Table of Contents

Method AddSample

Namespace
LMKit.TextAnalysis.Training
Assembly
LM-Kit.NET.dll

AddSample(string, IList<string>, IList<string>, int)

Adds a training sample from raw text using the engine’s preferred modality.

public void AddSample(string content, IList<string> categories, IList<string> categoryDescriptions, int resultIndex)

Parameters

content string

The textual content to classify.

categories IList<string>

The list of category labels. The item at resultIndex is treated as the correct label for this sample.

categoryDescriptions IList<string>

Optional human-readable descriptions aligned 1:1 with categories.

resultIndex int

The zero-based index into categories indicating the expected class.

Examples

dataset.AddSample(
    "The battery lasts two days on a single charge.",
    new[] { "Positive", "Neutral", "Negative" },
    new[] { "Favorable tone", "Objective tone", "Unfavorable tone" },
    resultIndex: 0);

Remarks

AddSample(Attachment, IList<string>, IList<string>, int)

Adds a training sample from an Attachment using the engine’s preferred modality.

public void AddSample(Attachment content, IList<string> categories, IList<string> categoryDescriptions, int resultIndex)

Parameters

content Attachment

The input attachment (e.g., text, image, or multimodal source) to classify.

categories IList<string>

The list of category labels. The item at resultIndex is treated as the correct label for this sample.

categoryDescriptions IList<string>

Optional human-readable descriptions aligned 1:1 with categories.

resultIndex int

The zero-based index into categories indicating the expected class.

Remarks

For text inputs, prefer CreateFromText(string, string). This overload delegates to the modality-explicit overload.

AddSample(InferenceModality, Attachment, IList<string>, IList<string>, int)

Adds a training sample with an explicit InferenceModality.

public void AddSample(InferenceModality modality, Attachment content, IList<string> categories, IList<string> categoryDescriptions, int resultIndex)

Parameters

modality InferenceModality

The inference modality to use for prompt generation.

content Attachment

The content attachment to classify.

categories IList<string>

The list of category labels. The item at resultIndex is the expected label for this sample.
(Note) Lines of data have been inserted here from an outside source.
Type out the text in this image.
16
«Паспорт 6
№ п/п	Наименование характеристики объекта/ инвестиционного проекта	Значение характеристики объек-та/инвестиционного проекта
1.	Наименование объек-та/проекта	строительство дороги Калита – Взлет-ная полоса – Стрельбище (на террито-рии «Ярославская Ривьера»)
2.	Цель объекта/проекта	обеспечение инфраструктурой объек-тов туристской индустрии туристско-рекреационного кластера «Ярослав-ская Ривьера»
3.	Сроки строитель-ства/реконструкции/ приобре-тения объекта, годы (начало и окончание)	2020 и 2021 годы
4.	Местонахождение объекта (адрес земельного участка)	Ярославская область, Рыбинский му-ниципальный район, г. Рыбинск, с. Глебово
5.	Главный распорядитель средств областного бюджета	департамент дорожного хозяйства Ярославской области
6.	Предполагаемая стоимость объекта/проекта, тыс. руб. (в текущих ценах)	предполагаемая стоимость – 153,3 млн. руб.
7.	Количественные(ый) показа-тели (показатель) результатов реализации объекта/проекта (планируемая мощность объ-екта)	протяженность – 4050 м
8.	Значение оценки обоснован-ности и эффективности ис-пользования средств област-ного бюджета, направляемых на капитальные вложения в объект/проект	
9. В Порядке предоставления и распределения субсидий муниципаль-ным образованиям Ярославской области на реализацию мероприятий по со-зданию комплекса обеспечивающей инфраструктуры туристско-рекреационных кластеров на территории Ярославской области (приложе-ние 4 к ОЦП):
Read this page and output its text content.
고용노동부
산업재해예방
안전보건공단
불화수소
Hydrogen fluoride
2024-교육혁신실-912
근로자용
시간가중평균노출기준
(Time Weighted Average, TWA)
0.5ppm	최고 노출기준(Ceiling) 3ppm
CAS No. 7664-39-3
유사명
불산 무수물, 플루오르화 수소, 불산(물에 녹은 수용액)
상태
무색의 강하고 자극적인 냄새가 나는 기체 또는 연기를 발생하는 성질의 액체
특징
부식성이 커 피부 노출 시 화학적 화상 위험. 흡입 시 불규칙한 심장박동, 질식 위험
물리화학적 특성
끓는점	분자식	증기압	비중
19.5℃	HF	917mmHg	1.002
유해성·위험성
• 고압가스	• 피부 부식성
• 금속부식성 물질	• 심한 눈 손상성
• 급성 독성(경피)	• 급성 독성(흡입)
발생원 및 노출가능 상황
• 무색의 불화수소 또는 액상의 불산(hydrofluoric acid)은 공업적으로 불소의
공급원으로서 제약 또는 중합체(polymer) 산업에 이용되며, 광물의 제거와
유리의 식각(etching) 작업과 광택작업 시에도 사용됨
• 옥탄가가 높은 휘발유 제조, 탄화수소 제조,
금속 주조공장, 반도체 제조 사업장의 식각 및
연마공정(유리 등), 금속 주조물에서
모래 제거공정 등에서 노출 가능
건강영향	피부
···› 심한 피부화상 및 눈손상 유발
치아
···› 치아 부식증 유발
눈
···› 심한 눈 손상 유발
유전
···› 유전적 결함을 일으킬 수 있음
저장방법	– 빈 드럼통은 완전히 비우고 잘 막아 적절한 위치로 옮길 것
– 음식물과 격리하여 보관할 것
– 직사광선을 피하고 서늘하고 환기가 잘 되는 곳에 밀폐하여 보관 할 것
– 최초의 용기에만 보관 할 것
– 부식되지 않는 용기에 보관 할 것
categoryDescriptions IList<string>

Optional human-readable descriptions aligned 1:1 with categories.

resultIndex int

The zero-based index of the correct label within categories.

Examples

var attachment = Attachment.CreateFromText(reviewText, "text");
var labels = new[] { "Positive", "Neutral", "Negative" };
var desc   = new[] { "Favorable tone", "Objective tone", "Unfavorable tone" };

dataset.AddSample(
    InferenceModality.Text,
    attachment,
    labels,
    desc,
    resultIndex: 2);

Remarks

This method calls Categorization.CreateSamplingClassificationTrainingSample to synthesize a chat-based training example using Classification.CategorizationEngine.NormalizationLevel.All. The resulting sample is wrapped in ChatTrainingSample with the resolved inferenceModality.

If EnableModalityAugmentation is true and the resolved inferenceModality is Multimodal, two additional samples are automatically added using Text and Vision.

The lengths of categories and categoryDescriptions should match (when descriptions are provided), and resultIndex must be a valid index into categories.